During a webinar on the future of life science airfreight, the third in a series of webinars by Pharma.Aero in partnership with STAT Times, experts weighed in on the changes wrought by the pandemic and the long-term forecasts for life science air freight, noting that there would be no going back to the 'old normal'.
Few - if any - air freight supply chain stakeholders envisaged a global pandemic and air-traffic shutdown in their business continuity plans, and all had to react quickly, collaboratively and innovatively to cope with the disruption. The lessons learned during the Covid-19 pandemic are likely to fast-track digitisation, agility and collaboration in the sector going forward.
Dr Wouter Dewulf, Academic Director C-MAT at the University of Antwerp, predicted growth and change in the life sciences sector over the medium to long term, with health care becoming increasingly strategic, more mergers and acquisitions in the sector and nationalisation of parts of the industry. The consequences of this would include commoditisation, shorter supply chains, and strategic stock building.

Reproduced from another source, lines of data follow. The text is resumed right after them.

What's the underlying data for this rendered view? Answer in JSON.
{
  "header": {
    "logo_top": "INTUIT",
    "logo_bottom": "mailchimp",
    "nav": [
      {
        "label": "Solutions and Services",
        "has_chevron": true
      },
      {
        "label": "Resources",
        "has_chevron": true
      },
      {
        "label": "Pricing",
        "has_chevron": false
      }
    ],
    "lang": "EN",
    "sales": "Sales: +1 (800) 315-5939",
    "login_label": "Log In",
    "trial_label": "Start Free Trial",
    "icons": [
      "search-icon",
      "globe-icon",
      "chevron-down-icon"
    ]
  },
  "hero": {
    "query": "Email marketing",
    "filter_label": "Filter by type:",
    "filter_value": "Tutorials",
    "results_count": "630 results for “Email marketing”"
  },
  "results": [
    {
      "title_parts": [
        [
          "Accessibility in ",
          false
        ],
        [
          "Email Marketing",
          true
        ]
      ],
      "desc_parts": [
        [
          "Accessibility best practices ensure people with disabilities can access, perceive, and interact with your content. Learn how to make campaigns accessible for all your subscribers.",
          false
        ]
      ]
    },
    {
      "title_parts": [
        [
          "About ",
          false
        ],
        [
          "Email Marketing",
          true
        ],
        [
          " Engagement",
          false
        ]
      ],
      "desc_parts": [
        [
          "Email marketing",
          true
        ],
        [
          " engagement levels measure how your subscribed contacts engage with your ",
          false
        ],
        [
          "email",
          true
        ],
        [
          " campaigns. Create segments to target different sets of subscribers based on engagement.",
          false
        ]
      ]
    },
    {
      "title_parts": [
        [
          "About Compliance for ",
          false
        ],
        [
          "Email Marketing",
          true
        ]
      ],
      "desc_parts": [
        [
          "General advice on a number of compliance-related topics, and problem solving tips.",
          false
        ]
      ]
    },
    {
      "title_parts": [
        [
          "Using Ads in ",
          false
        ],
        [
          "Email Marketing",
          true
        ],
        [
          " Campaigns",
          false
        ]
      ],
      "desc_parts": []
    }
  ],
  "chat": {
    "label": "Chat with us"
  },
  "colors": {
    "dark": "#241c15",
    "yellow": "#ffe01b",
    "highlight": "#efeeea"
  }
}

Maximising on emerging trends
"Covid-19 will accelerate trends which were already coming. In 20 years, life sciences supply chain volumes will triple, twice the level of GDP growth," he predicted. In the pharma sector, it was expected that regional blocs would form, with shortened supply chains within these blocs. However, air cargo was expected to continue growing across the board. "The long term trends are still very positive," he said.
To maximise the opportunities of these emerging trends, stakeholders would have to maintain the momentum of progress they had made in coping with the pandemic, speakers said.

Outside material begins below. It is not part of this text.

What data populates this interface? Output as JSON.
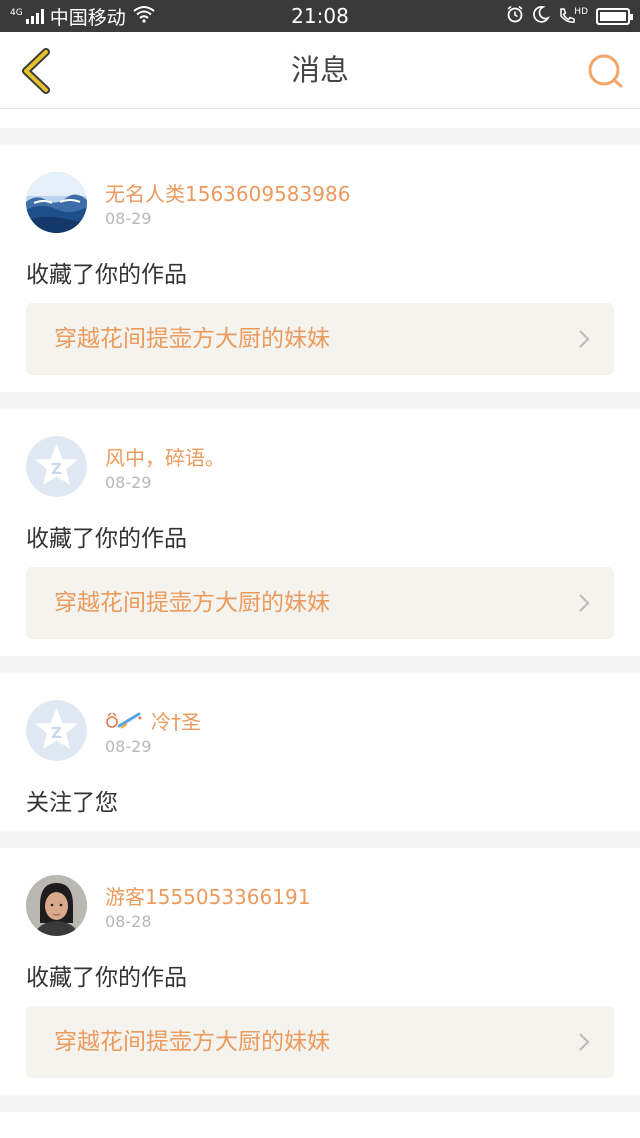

They noted that leading pharmaceutical companies, shippers and airlines had been forced to adapt quickly during the pandemic to maintain standards and service – and communication, collaboration and digital technologies had supported this.
Paul Delbar, solution architect at Nallian, noted: "Everyone suffered from a lack of visibility and predictability, so they had to increase their efforts to coordinate planning and avoid bottlenecks."
Kathleen Buckley, director for inter-regional transport excellence consumer/pharm at Johnson & Johnson said digital solutions and quality data underpinned such coordination. "Digital technologies allow for better global visibility from end to end, whether this is from warehouse to warehouse or vaccine to patient’s arm. Knowing exactly where everything is in the supply chain supports security, and allows us to switch quickly and meet new customer needs."
Marc Schmid, head CHHub and logistics experts at Novartis, noted: "Connecting all of the dots across the supply chain is a challenge most stakeholders face. But to achieve the agility to move quickly on new routes, you need full visibility."
Trevor Caswell, vice-chair of Pharma.Aero and account manager, cargo and resource centre at Edmonton International Airport, said the pandemic had taught supply chain stakeholders to focus on agility, resilience, visibility and collaboration. "We need to work on improved methods throughout the entire supply chain. All shippers, freight forwarders and airlines will have to work together to improve resilience, and at the same time digital advancements and data quality must be a focus to improve transparency, and ultimately traceability."
Suzette Scheepers, CEO of air cargo Africa organisers Messe Muenchen South Africa, said: "Collaboration is clearly the key to future progress. For the air freight sector across Africa, air cargo Africa presents a prime opportunity to network and forge new partnerships to drive development and growth."
Pharma supply chain challenges, solutions and opportunities will come under discussion at air cargo Africa 2021
, which will be presented by Messe Muenchen South Africa at the Sandton Convention Centre from 9-11 February 2021.